Na drugi – „Esperantyści w Białymstoku” – przewodnicy zapraszają w lipcu. Będzie opowieścią o 94. Kongresie Esperanto, który odbył się tu w 2009 roku (przypadała akurat 150. rocznica urodzin autora „tragedii białostockiej”). Trzeci spacer – „Droga do szkoły” – przewidziano w grudniu, przy okazji rocznicy urodzin Doktoro Esperanto, jak zwykł podpisywać się Zamenhof. W planach stroje z epoki, quizy i upominki. Jeśli pozostanie trochę sił w nogach, następne kroki wypada skierować do Centrum Ludwika Zamenhofa – w kwietniu rusza tam wystawa „Esperanto w filatelistyce”, prezentująca znaczki i karty pocztowe ze zbiorów Franciszka Skrypki i Mieczysława Marczaka. Potrwa do maja.
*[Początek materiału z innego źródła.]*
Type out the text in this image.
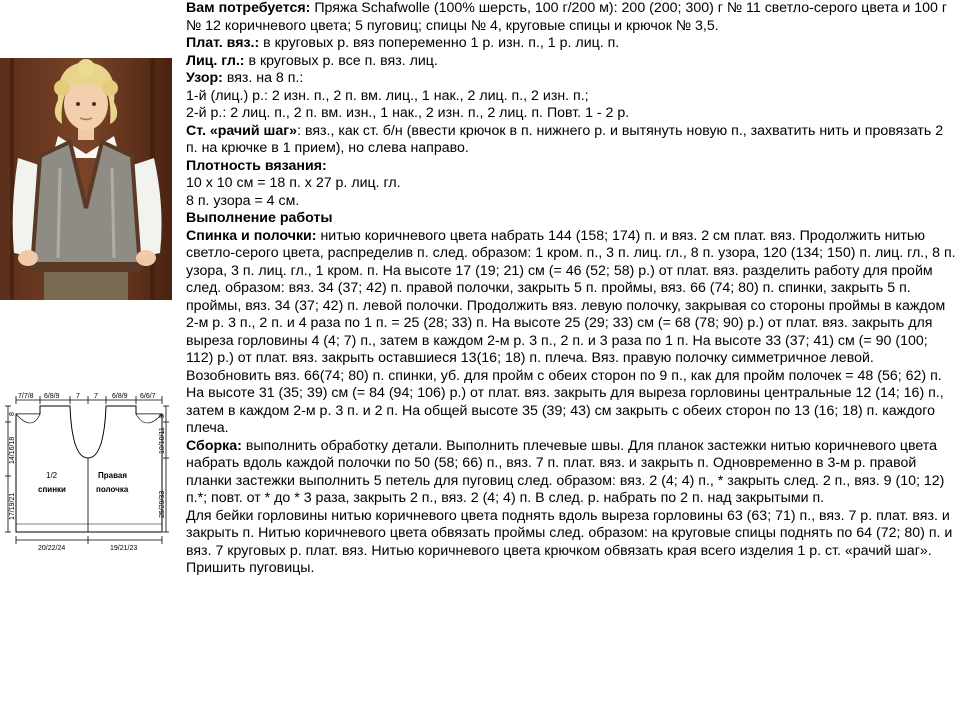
7/7/8 6/8/9 7 7 6/8/9 6/6/7
1/2
спинки
Правая
полочка
8
14/16/18
17/19/21
8
10/10/11
25/29/33
20/22/24	19/21/23

Вам потребуется: Пряжа Schafwolle (100% шерсть, 100 г/200 м): 200 (200; 300) г № 11 светло-серого цвета и 100 г № 12 коричневого цвета; 5 пуговиц; спицы № 4, круговые спицы и крючок № 3,5.

Плат. вяз.: в круговых р. вяз попеременно 1 р. изн. п., 1 р. лиц. п.

Лиц. гл.: в круговых р. все п. вяз. лиц.

Узор: вяз. на 8 п.:

1-й (лиц.) р.: 2 изн. п., 2 п. вм. лиц., 1 нак., 2 лиц. п., 2 изн. п.;

2-й р.: 2 лиц. п., 2 п. вм. изн., 1 нак., 2 изн. п., 2 лиц. п. Повт. 1 - 2 р.

Ст. «рачий шаг»: вяз., как ст. б/н (ввести крючок в п. нижнего р. и вытянуть новую п., захватить нить и провязать 2 п. на крючке в 1 прием), но слева направо.

Плотность вязания:

10 х 10 см = 18 п. х 27 р. лиц. гл.

8 п. узора = 4 см.

Выполнение работы

Спинка и полочки: нитью коричневого цвета набрать 144 (158; 174) п. и вяз. 2 см плат. вяз. Продолжить нитью светло-серого цвета, распределив п. след. образом: 1 кром. п., 3 п. лиц. гл., 8 п. узора, 120 (134; 150) п. лиц. гл., 8 п. узора, 3 п. лиц. гл., 1 кром. п. На высоте 17 (19; 21) см (= 46 (52; 58) р.) от плат. вяз. разделить работу для пройм след. образом: вяз. 34 (37; 42) п. правой полочки, закрыть 5 п. проймы, вяз. 66 (74; 80) п. спинки, закрыть 5 п. проймы, вяз. 34 (37; 42) п. левой полочки. Продолжить вяз. левую полочку, закрывая со стороны проймы в каждом 2-м р. 3 п., 2 п. и 4 раза по 1 п. = 25 (28; 33) п. На высоте 25 (29; 33) см (= 68 (78; 90) р.) от плат. вяз. закрыть для выреза горловины 4 (4; 7) п., затем в каждом 2-м р. 3 п., 2 п. и 3 раза по 1 п. На высоте 33 (37; 41) см (= 90 (100; 112) р.) от плат. вяз. закрыть оставшиеся 13(16; 18) п. плеча. Вяз. правую полочку симметричное левой. Возобновить вяз. 66(74; 80) п. спинки, уб. для пройм с обеих сторон по 9 п., как для пройм полочек = 48 (56; 62) п. На высоте 31 (35; 39) см (= 84 (94; 106) р.) от плат. вяз. закрыть для выреза горловины центральные 12 (14; 16) п., затем в каждом 2-м р. 3 п. и 2 п. На общей высоте 35 (39; 43) см закрыть с обеих сторон по 13 (16; 18) п. каждого плеча.

Сборка: выполнить обработку детали. Выполнить плечевые швы. Для планок застежки нитью коричневого цвета набрать вдоль каждой полочки по 50 (58; 66) п., вяз. 7 п. плат. вяз. и закрыть п. Одновременно в 3-м р. правой планки застежки выполнить 5 петель для пуговиц след. образом: вяз. 2 (4; 4) п., * закрыть след. 2 п., вяз. 9 (10; 12) п.*; повт. от * до * 3 раза, закрыть 2 п., вяз. 2 (4; 4) п. В след. р. набрать по 2 п. над закрытыми п.

Для бейки горловины нитью коричневого цвета поднять вдоль выреза горловины 63 (63; 71) п., вяз. 7 р. плат. вяз. и закрыть п. Нитью коричневого цвета обвязать проймы след. образом: на круговые спицы поднять по 64 (72; 80) п. и вяз. 7 круговых р. плат. вяз. Нитью коричневого цвета крючком обвязать края всего изделия 1 р. ст. «рачий шаг». Пришить пуговицы.
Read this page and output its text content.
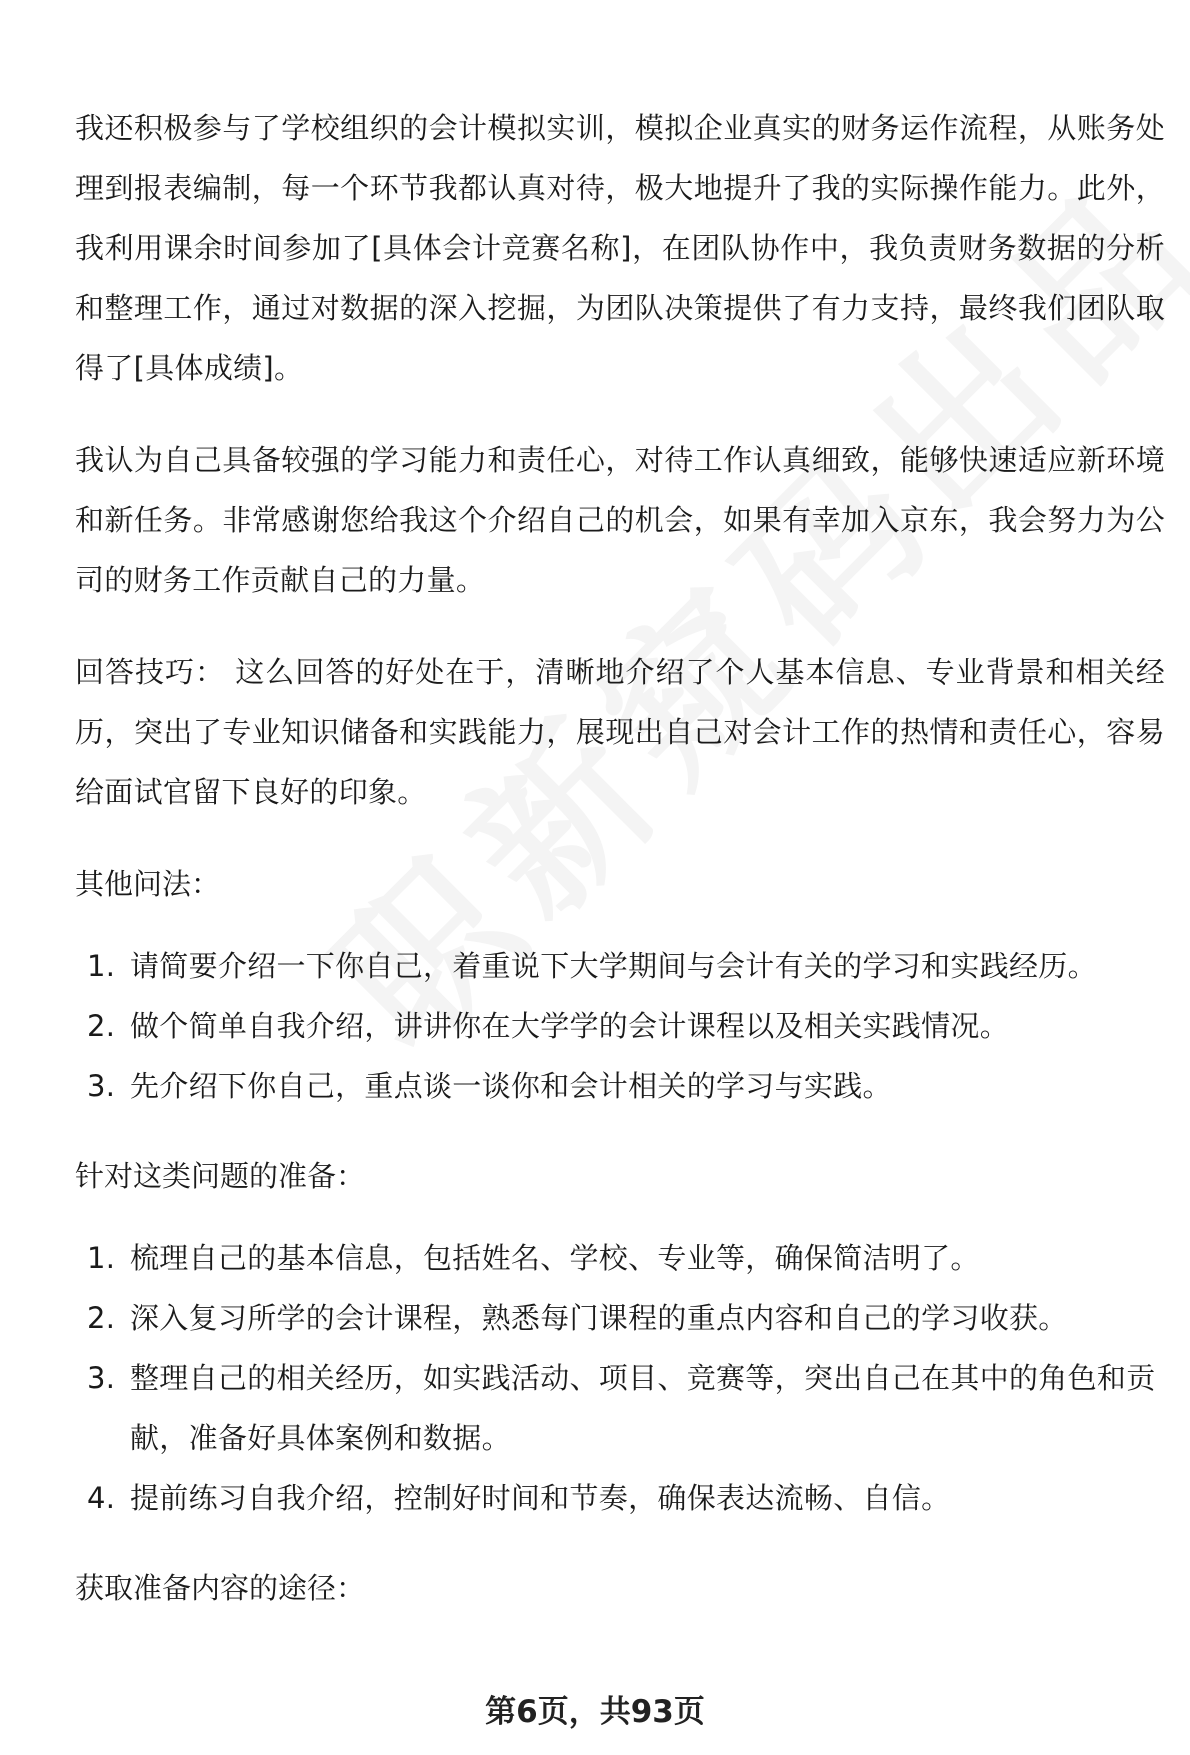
我还积极参与了学校组织的会计模拟实训，模拟企业真实的财务运作流程，从账务处理到报表编制，每一个环节我都认真对待，极大地提升了我的实际操作能力。此外，我利用课余时间参加了[具体会计竞赛名称]，在团队协作中，我负责财务数据的分析和整理工作，通过对数据的深入挖掘，为团队决策提供了有力支持，最终我们团队取得了[具体成绩]。

我认为自己具备较强的学习能力和责任心，对待工作认真细致，能够快速适应新环境和新任务。非常感谢您给我这个介绍自己的机会，如果有幸加入京东，我会努力为公司的财务工作贡献自己的力量。

回答技巧： 这么回答的好处在于，清晰地介绍了个人基本信息、专业背景和相关经历，突出了专业知识储备和实践能力，展现出自己对会计工作的热情和责任心，容易给面试官留下良好的印象。

其他问法：
1. 请简要介绍一下你自己，着重说下大学期间与会计有关的学习和实践经历。
2. 做个简单自我介绍，讲讲你在大学学的会计课程以及相关实践情况。
3. 先介绍下你自己，重点谈一谈你和会计相关的学习与实践。
针对这类问题的准备：
1. 梳理自己的基本信息，包括姓名、学校、专业等，确保简洁明了。
2. 深入复习所学的会计课程，熟悉每门课程的重点内容和自己的学习收获。
3. 整理自己的相关经历，如实践活动、项目、竞赛等，突出自己在其中的角色和贡献，准备好具体案例和数据。
4. 提前练习自我介绍，控制好时间和节奏，确保表达流畅、自信。
获取准备内容的途径：
第6页，共93页
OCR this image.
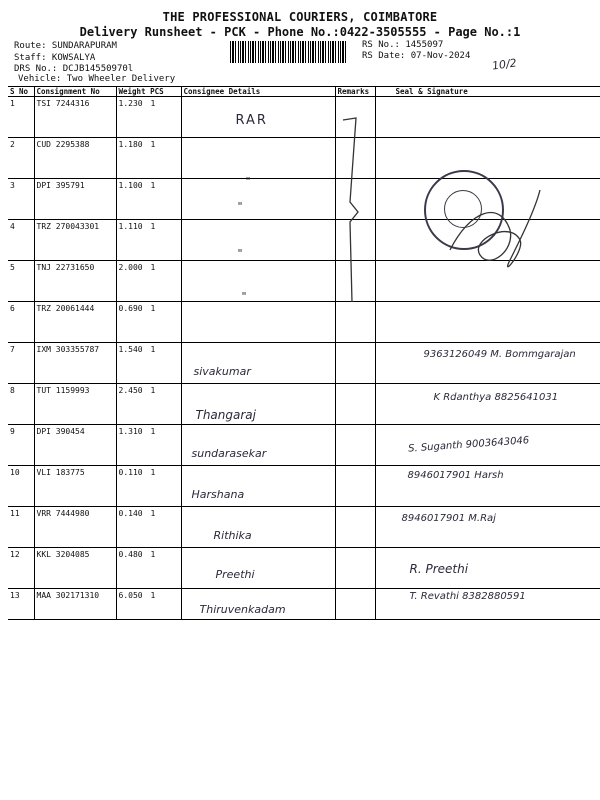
THE PROFESSIONAL COURIERS, COIMBATORE
Delivery Runsheet - PCK - Phone No.:0422-3505555 - Page No.:1
Route: SUNDARAPURAM
Staff: KOWSALYA
DRS No.: DCJB14550970l
Vehicle: Two Wheeler Delivery
RS No.: 1455097
RS Date: 07-Nov-2024
10/2
S No	Consignment No	Weight PCS	Consignee Details	Remarks	Seal & Signature
1	TSI 7244316	1.230 1	RAR		

2	CUD 2295388	1.180 1			
3	DPI 395791	1.100 1	"		

4	TRZ 270043301	1.110 1	"		

5	TNJ 22731650	2.000 1	"		

6	TRZ 20061444	0.690 1	"		

7	IXM 303355787	1.540 1	sivakumar		9363126049 M. Bommgarajan

8	TUT 1159993	2.450 1	Thangaraj		K Rdanthya 8825641031

9	DPI 390454	1.310 1	sundarasekar		S. Suganth 9003643046

10	VLI 183775	0.110 1	Harshana		8946017901 Harsh

11	VRR 7444980	0.140 1	Rithika		8946017901 M.Raj

12	KKL 3204085	0.480 1	Preethi		R. Preethi

13	MAA 302171310	6.050 1	Thiruvenkadam		T. Revathi 8382880591
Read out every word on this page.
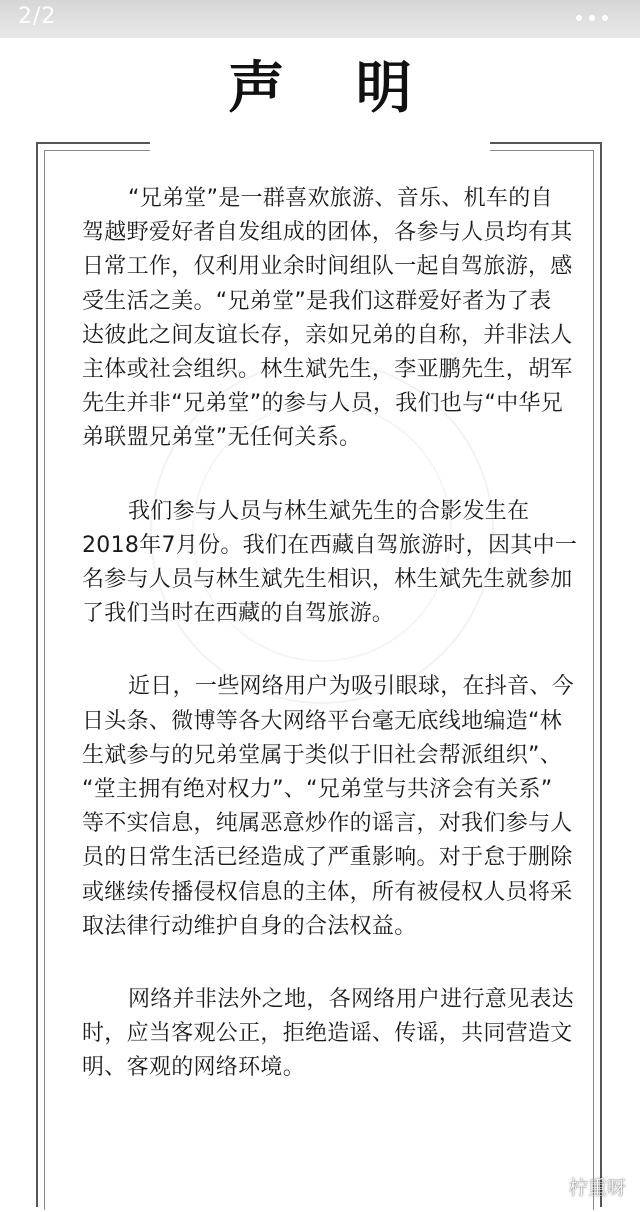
2/2
声 明
“兄弟堂”是一群喜欢旅游、音乐、机车的自
驾越野爱好者自发组成的团体，各参与人员均有其
日常工作，仅利用业余时间组队一起自驾旅游，感
受生活之美。“兄弟堂”是我们这群爱好者为了表
达彼此之间友谊长存，亲如兄弟的自称，并非法人
主体或社会组织。林生斌先生，李亚鹏先生，胡军
先生并非“兄弟堂”的参与人员，我们也与“中华兄
弟联盟兄弟堂”无任何关系。
我们参与人员与林生斌先生的合影发生在
2018年7月份。我们在西藏自驾旅游时，因其中一
名参与人员与林生斌先生相识，林生斌先生就参加
了我们当时在西藏的自驾旅游。
近日，一些网络用户为吸引眼球，在抖音、今
日头条、微博等各大网络平台毫无底线地编造“林
生斌参与的兄弟堂属于类似于旧社会帮派组织”、
“堂主拥有绝对权力”、“兄弟堂与共济会有关系”
等不实信息，纯属恶意炒作的谣言，对我们参与人
员的日常生活已经造成了严重影响。对于怠于删除
或继续传播侵权信息的主体，所有被侵权人员将采
取法律行动维护自身的合法权益。
网络并非法外之地，各网络用户进行意见表达
时，应当客观公正，拒绝造谣、传谣，共同营造文
明、客观的网络环境。
柠重呀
Wtedy zaś (12 maja) rozpocznie się 36. Polski Kongres Esperancki („La programo estas kompletigata” – piszą organizatorzy). Wiadomo, że przy tej okazji do rąk czytelników trafi wybór poezji i prozy Wiesława Kazaneckiego w esperanckiej wersji językowej.
– Wiesław Kazanecki to białostocki twórca, a przy tym patron nagrody przyznawanej przez prezydenta miasta od 1992 roku. Mamy nadzieję, że jego wiersze w esperanto będą cieszyły się popularnością, podobnie jak sfinansowane wcześniej przez miasto tłumaczenie „Lalki” Bolesława Prusa – liczy Rafał Rudnicki, zastępca prezydenta Białegostoku.
Wśród zapowiedzi wydawniczych znalazł się też reprint międzywojennego przewodnika po Białymstoku autorstwa esperantysty Jakuba Szapiry.